What do you mean by "x+ y= 0" and "a*x= a*0= 0"? If x and y are arbitrary members of U, they they are NOT necessarily the 0 vector and neither x+ y nor a*x is the 0 vector. You need to use the definition of U: that if x= (x1, x2, x3, x4) then 3x1- x2- 2x3+x4= 0 and you have made no reference to that equation.
As for a basis, any vector in the set is of the form (x1, x2, x3, x4) but you can use the single equation, 3x1- x2- 2x3+x4= 0, to write one of those in terms of the other three. replace that one, in (x1, x2, x3, x4), by its expression as the other three, and then write it as a linear combination specific vectors with the x1, x2, etc. as coefficients.
(ii)Here I did something similar,I wrote x1^2 = x2^2 + 4*x3^2 as x1^2 - x2^2 - 4*x3^2=0
=> x,y in U where x+y =0+0=0 and a*x=a*0=0.Again If my approach is correct how cand I find basis U and dim U?
No, your approach is NOT correct.

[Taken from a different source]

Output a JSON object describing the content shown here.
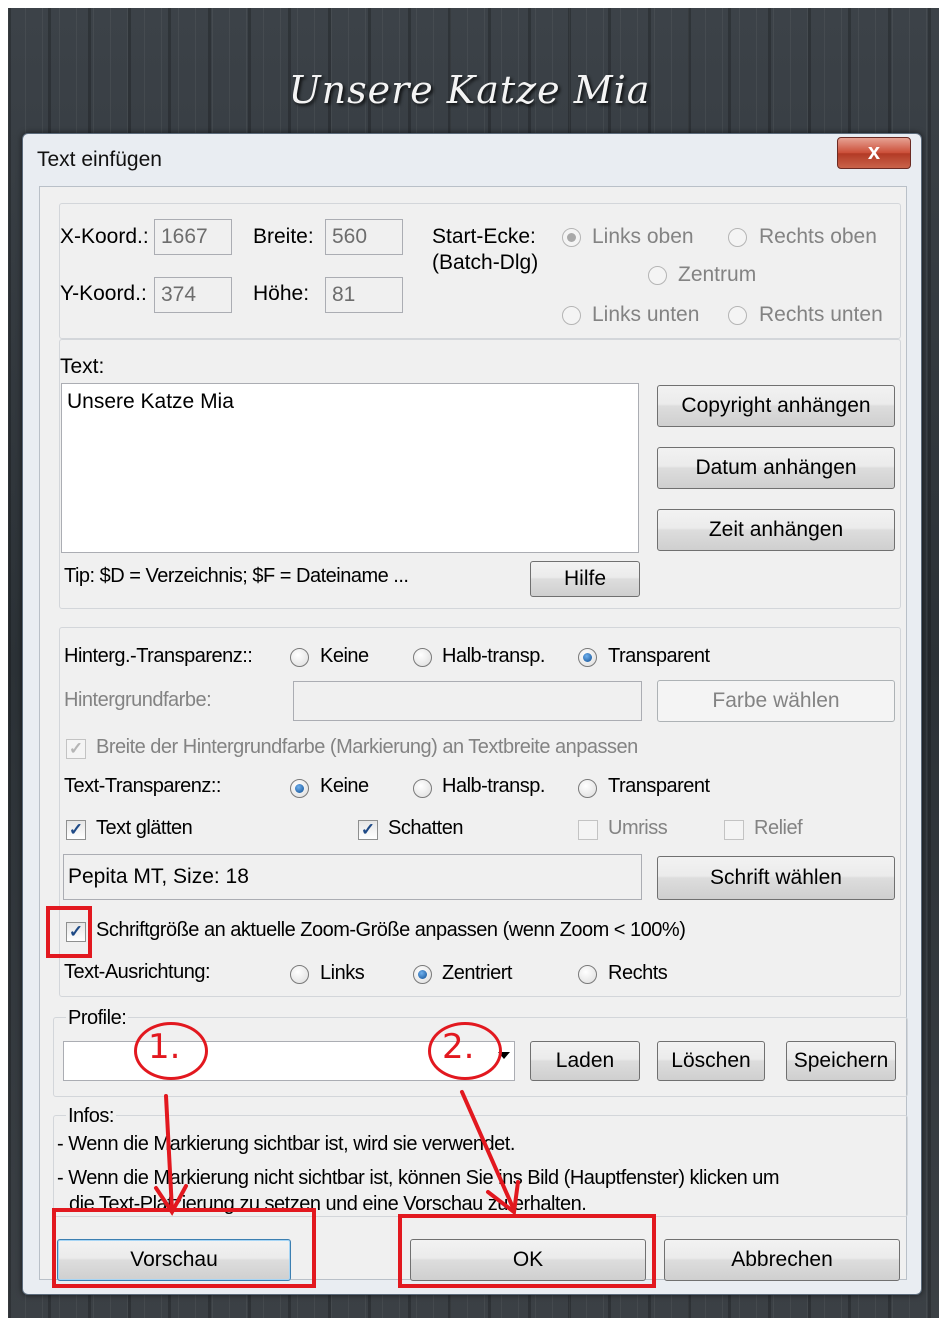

Saying that x= (x1, x2, x3) such that x1^2 = x2^2 + 4*x3^2 does NOT mean that x= 0!
(iii)take p and g two polyn from U=>(g+p)(1)=p(1)+g(1)=p'(0)+g'(0)=(g+p)(0) and (a*p)(1)=a*p(1)=a*p(0)=(a*p)(0).Same thing, If my approach is correct how cand I find basis U and dim U?
Again, all you have done in all three is
state the conditions for a subspace- that it be closed under addition and scalar multiplication. You have NOT shown that this is true for these particular subsets. In fact, that is NOT true for at least one of these sets. For ii and iii, see my suggestions for i.

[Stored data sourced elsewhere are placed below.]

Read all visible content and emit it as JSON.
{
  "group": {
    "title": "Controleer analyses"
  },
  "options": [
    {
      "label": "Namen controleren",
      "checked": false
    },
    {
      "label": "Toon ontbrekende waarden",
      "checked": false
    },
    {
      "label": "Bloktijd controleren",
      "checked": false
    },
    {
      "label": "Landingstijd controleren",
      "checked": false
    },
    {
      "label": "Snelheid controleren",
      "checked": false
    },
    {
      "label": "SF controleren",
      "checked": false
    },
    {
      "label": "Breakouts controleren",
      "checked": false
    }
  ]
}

I won't do your problems for you but I will give other examples:
Show that (x1, x2, x3), such that 2x1- x2+ 3x3= 0 is a subspace of R^3.
If x and y are vectors in this subspace, then we can write x= (x1, x2, x3) with 2x1- x2+ 3x3= 0 and we can write y= (y1, y2, y3) with 2y1- y2+ 3y3= 0. Are x+y= (x1+ y1, x2+ y2, x3+ y3) and ax= (ax1, ax2, ax3) also in that set? That is, do they satisfy that defining equation?

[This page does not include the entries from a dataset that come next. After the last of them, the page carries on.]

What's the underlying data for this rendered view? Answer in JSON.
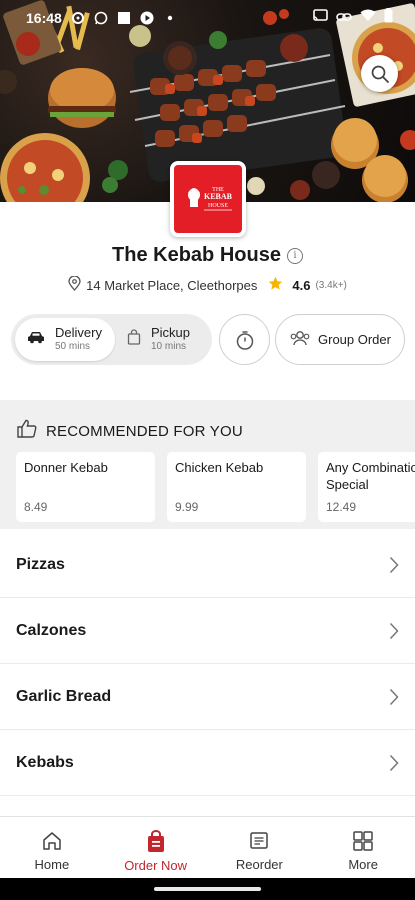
{
  "status_bar": {
    "time": "16:48",
    "left_icons": [
      "settings-icon",
      "whatsapp-icon",
      "square-icon",
      "play-icon",
      "dot-icon"
    ],
    "right_icons": [
      "cast-icon",
      "link-icon",
      "wifi-icon",
      "battery-icon"
    ]
  },
  "restaurant": {
    "name": "The Kebab House",
    "address": "14 Market Place, Cleethorpes",
    "rating": "4.6",
    "rating_count": "(3.4k+)",
    "logo_text_top": "THE",
    "logo_text_main": "KEBAB",
    "logo_text_sub": "HOUSE"
  },
  "order_mode": {
    "delivery": {
      "label": "Delivery",
      "time": "50 mins",
      "selected": true
    },
    "pickup": {
      "label": "Pickup",
      "time": "10 mins",
      "selected": false
    }
  },
  "group_order_label": "Group Order",
  "recommended": {
    "title": "RECOMMENDED FOR YOU",
    "items": [
      {
        "name": "Donner Kebab",
        "price": "8.49"
      },
      {
        "name": "Chicken Kebab",
        "price": "9.99"
      },
      {
        "name": "Any Combination Special",
        "price": "12.49"
      }
    ]
  },
  "categories": [
    "Pizzas",
    "Calzones",
    "Garlic Bread",
    "Kebabs"
  ],
  "bottom_nav": [
    {
      "label": "Home",
      "icon": "home-icon",
      "active": false
    },
    {
      "label": "Order Now",
      "icon": "order-bag-icon",
      "active": true
    },
    {
      "label": "Reorder",
      "icon": "receipt-icon",
      "active": false
    },
    {
      "label": "More",
      "icon": "grid-icon",
      "active": false
    }
  ],
  "colors": {
    "accent": "#c1272d",
    "logo_red": "#e41e26",
    "star": "#f4b400"
  }
}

2(x1+ y1)- (x2+ y2)+ 3(x3+ y3)= 2x1+ 2y1- x2- y2+ 3x3+ 3y3= (2x1- x2+ 3x3)+ (2y1- y2+ 3y3)= 0+ 0= 0.
2(ax1)- (ax2)+ 3(ax3)= a(2x1- x2+ 3x3)= a(0)= 0 so, yes, they do. This is a subspace of R^3.
We can solve 2x1- x2+ 3x3= 0 for x2: x2= 2x1+ 3x3. That means we can write an arbitrary member of the subspace as x= (x1, x2, x3)= (x1, 2x1+3x3, x3)= (x1, 2x1, 0)+ (0, 3x3, x3)= x1(1, 2, 0)+ x3(0, 3, 1). Now can you see a basis and the dimension?
Another example. Let U be the set of all vetors (x1, x2) in R^2 such that x1^2- x2^2= 0. Is this a subspace? Let x= (x1, x2) and y= (y1, y2) be in this set. Then x+y= (x1+y1, x2+ y2). Is this in the same set? Does it satisfy (x1+ y1)^2- (x2+ y2)^2= 0?
(x1+ y1)^2- (x2+ y2)^2= (x1^2+ 2x1y1+ y1^2)- (x2^2+ 2x2y2+ y2^2)= (x1^2- x2^2)+ (y1^2- y2^2)+ (2x1y1- 2x2y2)= (0)+ (0)+ 2(x1y1- x2y2). That is equal to 0 if and only if x1y1= x2y2 but that is NOT always true. In order to show that it is NOT always true we only need to find a counter-example.
Look at x=(1, 1) and y= (1, -1) (so that x1y1= 1(1)= 1 and x2y2= (1)(-1)= -1 are NOT equal). Both are in the set because (1)^2- (1)^2= 0 and (1)^2- (-1)^2= 0. But x+ y= (1+ 1, 1- 1)= (1, 0). Now (1)^2- 0^2= 1, not 0, so these are two vectors in the subset whose sum is NOT in the subset. This subset is not closed under addition so the subset is NOT a subspace.
Since this is not a subspace, there is NO basis and NO dimension.